Mas, passados alguns minutos, o presidente joga o texto fora, discursa aos gritos e de improviso e, em clima de histeria dos presentes, ataca ferozmente seus opositores. "Ele utiliza essa capacidade de dizer o que sente, fazendo isso de forma bem inconsciente, primitiva e autêntica. Outros políticos tentam fazer o mesmo, mas com um objetivo calculado de adotar o estilo para conseguir algo em troca", diz a professora.

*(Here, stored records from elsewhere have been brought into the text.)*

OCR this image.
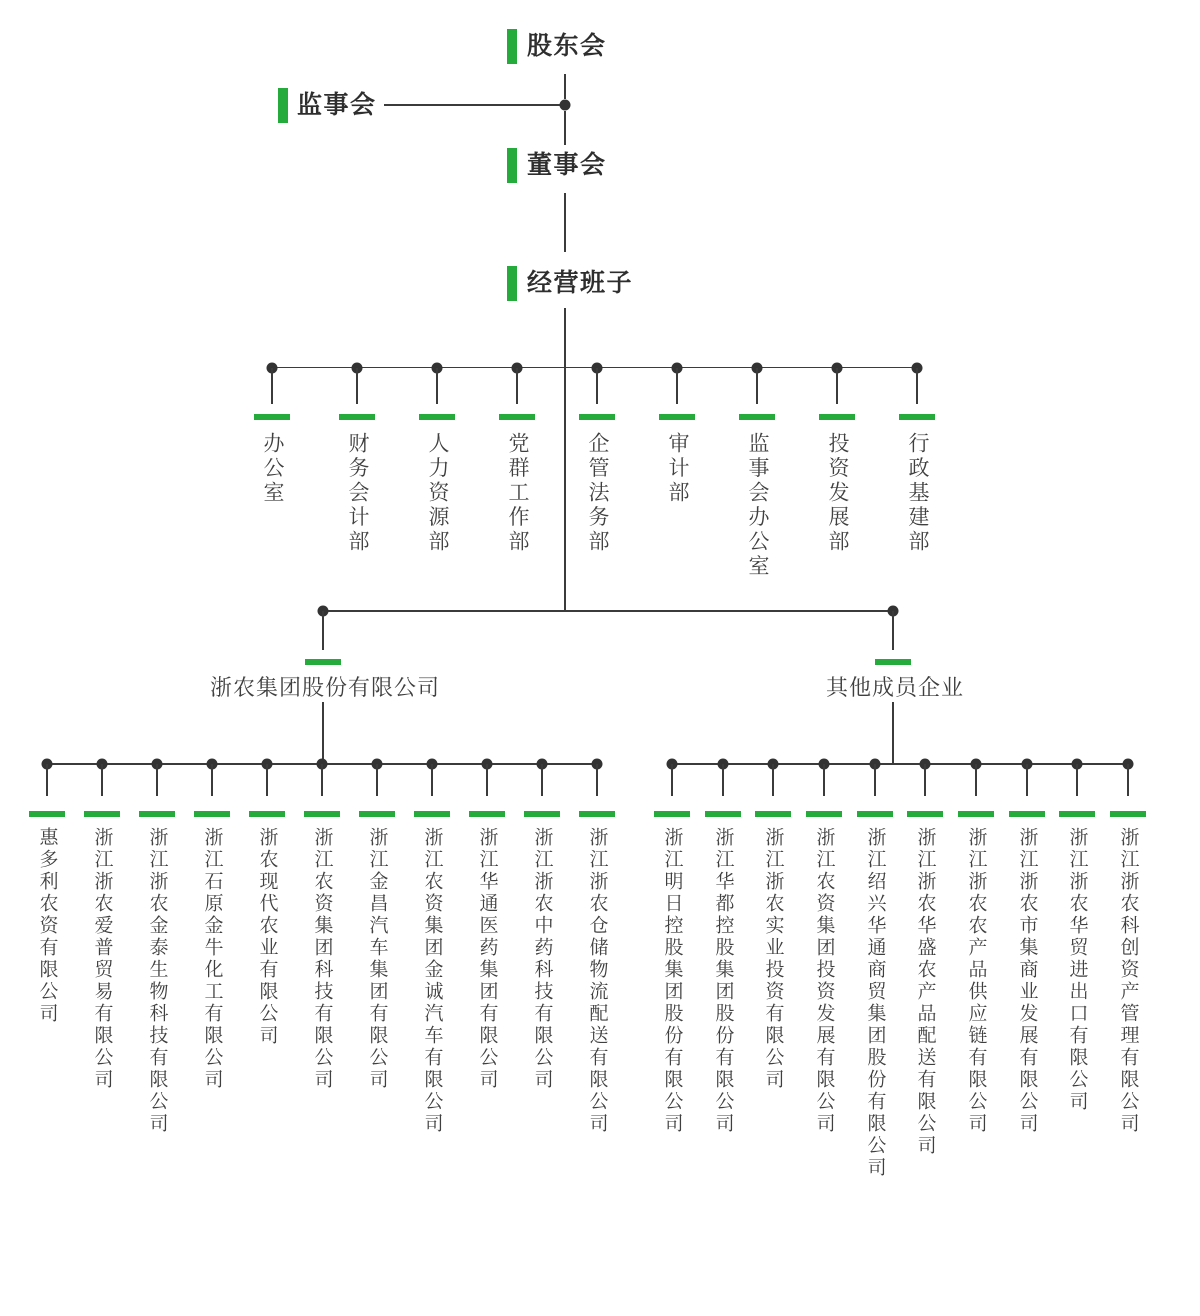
股东会
监事会
董事会
经营班子
浙农集团股份有限公司	其他成员企业
办公室	财务会计部	人力资源部	党群工作部	企管法务部	审计部	监事会办公室	投资发展部	行政基建部
惠多利农资有限公司 浙江浙农爱普贸易有限公司 浙江浙农金泰生物科技有限公司 浙江石原金牛化工有限公司 浙农现代农业有限公司 浙江农资集团科技有限公司 浙江金昌汽车集团有限公司 浙江农资集团金诚汽车有限公司 浙江华通医药集团有限公司 浙江浙农中药科技有限公司 浙江浙农仓储物流配送有限公司	浙江明日控股集团股份有限公司 浙江华都控股集团股份有限公司 浙江浙农实业投资有限公司 浙江农资集团投资发展有限公司 浙江绍兴华通商贸集团股份有限公司 浙江浙农华盛农产品配送有限公司 浙江浙农农产品供应链有限公司 浙江浙农市集商业发展有限公司 浙江浙农华贸进出口有限公司 浙江浙农科创资产管理有限公司
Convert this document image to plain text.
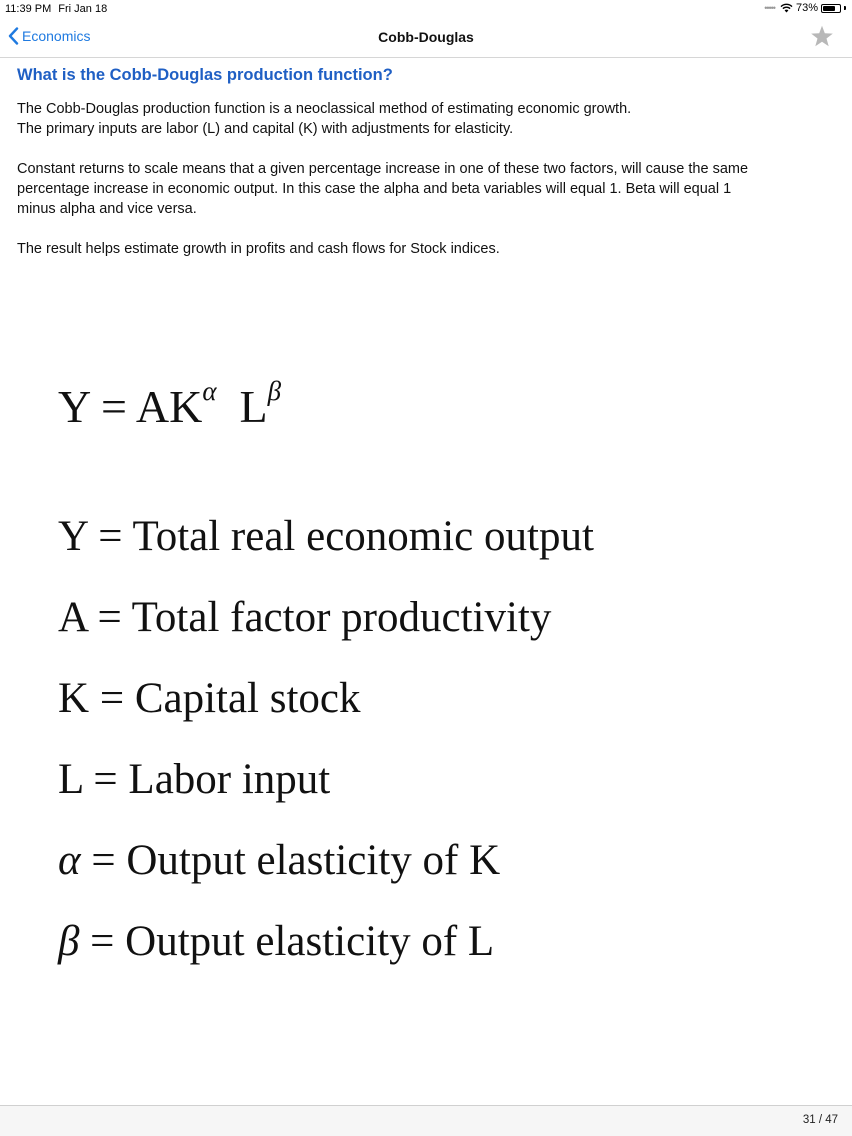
11:39 PM Fri Jan 18	••••• 73%
Economics	Cobb-Douglas
What is the Cobb-Douglas production function?

The Cobb-Douglas production function is a neoclassical method of estimating economic growth.
The primary inputs are labor (L) and capital (K) with adjustments for elasticity.

Constant returns to scale means that a given percentage increase in one of these two factors, will cause the same
percentage increase in economic output. In this case the alpha and beta variables will equal 1. Beta will equal 1
minus alpha and vice versa.

The result helps estimate growth in profits and cash flows for Stock indices.

$Y = AK^\alpha$ $L^\beta$
Y = Total real economic output
A = Total factor productivity
K = Capital stock
L = Labor input
α = Output elasticity of K
β = Output elasticity of L
31 / 47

Até o portunhol chegou aos discursos. Na América Latina, para buscar aproximação com os presentes às solenidades, Lula costuma usar palavras em castelhano. Exemplos: "Tinham o direito de gritar que estavam com hambre [fome], mas não tinham o direito de comer" e "Vim aqui [na Venezuela] em 2003. Hace [faz] três anos, esta ponte estava apenas começando".
Inês Signorini, 55, professora de lingüística aplicada da Unicamp (Universidade Estadual de Campinas), afirma que Lula se convenceu de que seu modo de falar é adequado e, ao longo dos anos, foi aprimorando seu estilo, sem vestir uma máscara.
"A língua dele está em processo, agregando palavras", diz a professora, que afirma enxergar uma evolução nas falas de Lula, numa comparação com tempos de sindicalismo e de candidato petista nos anos 80 e 90. "Hoje as frases fluem mais, e ele erra menos gramática. O trunfo dele é essa linguagem complexa", declara.
Lula tem o costume de brincar com o público quando adota termos novos. Foi assim, em julho passado, em um evento sobre biodiesel no Planalto, ao falar sobre o trabalho de "transesterificação". "Eu passei três meses para aprender a falar essa palavra sem gaguejar", disse.